Single by the Marvelettes

from the album The Marvelettes Greatest Hits
- B-side: "A Need for Love"
- Released: October 14, 1964
- Recorded: September 22, 1964
- Genre: Soul
- Label: Tamla T 54105
- Songwriters: Norman Whitfield Eddie Holland
- Producer: Norman Whitfield

The Marvelettes singles chronology
| "You're My Remedy" (1964) | "Too Many Fish in the Sea" (1964) | "I'll Keep Holding On" (1965) |

= Too Many Fish in the Sea =

"Too Many Fish in the Sea" is a 1964 hit song recorded by Motown girl group the Marvelettes. It was the group's first top 40 pop hit in almost a year, reaching #25 on the Billboard Hot 100, and was one of the first hit singles written by Norman Whitfield; Eddie Holland also had a hand in the writing. "Too Many Fish..." was also Whitfield's first produced single.

==Background==
This record is the only one where group members Georgeanna Tillman and Katherine Anderson had a lead on the A-side. This is also the final A-side appearance for Tillman, who would leave the group, due to her illnesses, in very early 1965, before they recorded their next single, "I'll Keep Holding On". This would also be the last single in which Gladys Horton would lead on the A-side, as Wanda Young Rogers (who also led on this and the two previous singles) would be the group's sole lead on A-sides, relegating Horton to B-side leads.

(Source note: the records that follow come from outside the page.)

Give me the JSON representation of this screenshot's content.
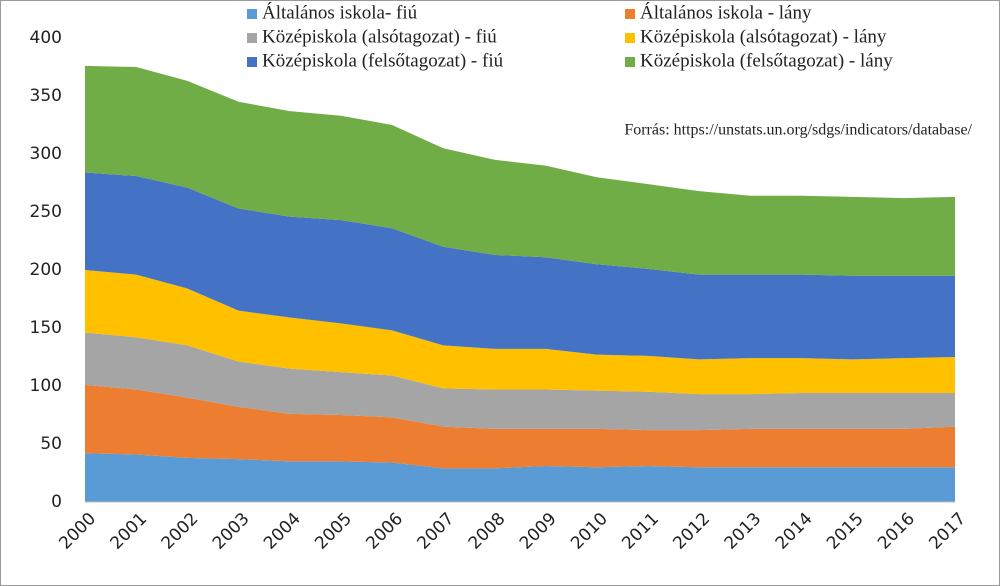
{
  "chart_data": {
    "type": "stacked_area",
    "annotation": "Forrás: https://unstats.un.org/sdgs/indicators/database/",
    "categories": [
      "2000",
      "2001",
      "2002",
      "2003",
      "2004",
      "2005",
      "2006",
      "2007",
      "2008",
      "2009",
      "2010",
      "2011",
      "2012",
      "2013",
      "2014",
      "2015",
      "2016",
      "2017"
    ],
    "series": [
      {
        "name": "Általános iskola- fiú",
        "color": "#5b9bd5",
        "values": [
          42,
          41,
          38,
          37,
          35,
          35,
          34,
          29,
          29,
          31,
          30,
          31,
          30,
          30,
          30,
          30,
          30,
          30
        ]
      },
      {
        "name": "Általános iskola - lány",
        "color": "#ed7d31",
        "values": [
          59,
          56,
          52,
          45,
          41,
          40,
          39,
          36,
          34,
          32,
          33,
          31,
          32,
          33,
          33,
          33,
          33,
          35
        ]
      },
      {
        "name": "Középiskola (alsótagozat) - fiú",
        "color": "#a5a5a5",
        "values": [
          45,
          45,
          45,
          39,
          39,
          37,
          36,
          33,
          34,
          34,
          33,
          33,
          31,
          30,
          31,
          31,
          31,
          29
        ]
      },
      {
        "name": "Középiskola (alsótagozat) - lány",
        "color": "#ffc000",
        "values": [
          54,
          54,
          49,
          44,
          44,
          42,
          39,
          37,
          35,
          35,
          31,
          31,
          30,
          31,
          30,
          29,
          30,
          31
        ]
      },
      {
        "name": "Középiskola (felsőtagozat) - fiú",
        "color": "#4472c4",
        "values": [
          84,
          85,
          87,
          88,
          87,
          89,
          88,
          85,
          81,
          79,
          78,
          75,
          73,
          72,
          72,
          72,
          71,
          70
        ]
      },
      {
        "name": "Középiskola (felsőtagozat) - lány",
        "color": "#70ad47",
        "values": [
          92,
          94,
          92,
          92,
          91,
          90,
          89,
          85,
          82,
          79,
          75,
          73,
          72,
          68,
          68,
          68,
          67,
          68
        ]
      }
    ],
    "ylim": [
      0,
      400
    ],
    "yticks": [
      0,
      50,
      100,
      150,
      200,
      250,
      300,
      350,
      400
    ],
    "grid": false
  }
}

Norman Whitfield would later use similar vocal techniques with the Temptations on hit songs such as "I Can't Get Next To You" and "Cloud Nine".

==Personnel==
- Lead and background vocals by Gladys Horton (verses and choruses), Wanda Young (choruses), Georgeanna Tillman (choruses) and Katherine Anderson (choruses)
- Instrumentation by the Funk Brothers

==Chart performance==

| Chart (1964–65) | Peak position |
|---|---|
| US Billboard Hot 100 | 25 |
| US Top 50 in R&B Locations (Cash Box) | 5 |

==Later versions and usage==
- Mitch Ryder and the Detroit Wheels also charted "Too Many Fish" as a medley with "Three Little Fishes". It reached #24 in 1967.
- Although The Marvelettes version of "Too Many Fish in the Sea" does not appear in the 1983 film The Big Chill it is included on both the Original Motion Picture Soundtrack and More Songs from the Big Chill.
- The Marvelettes version was used in the 1999 film Bringing Out The Dead.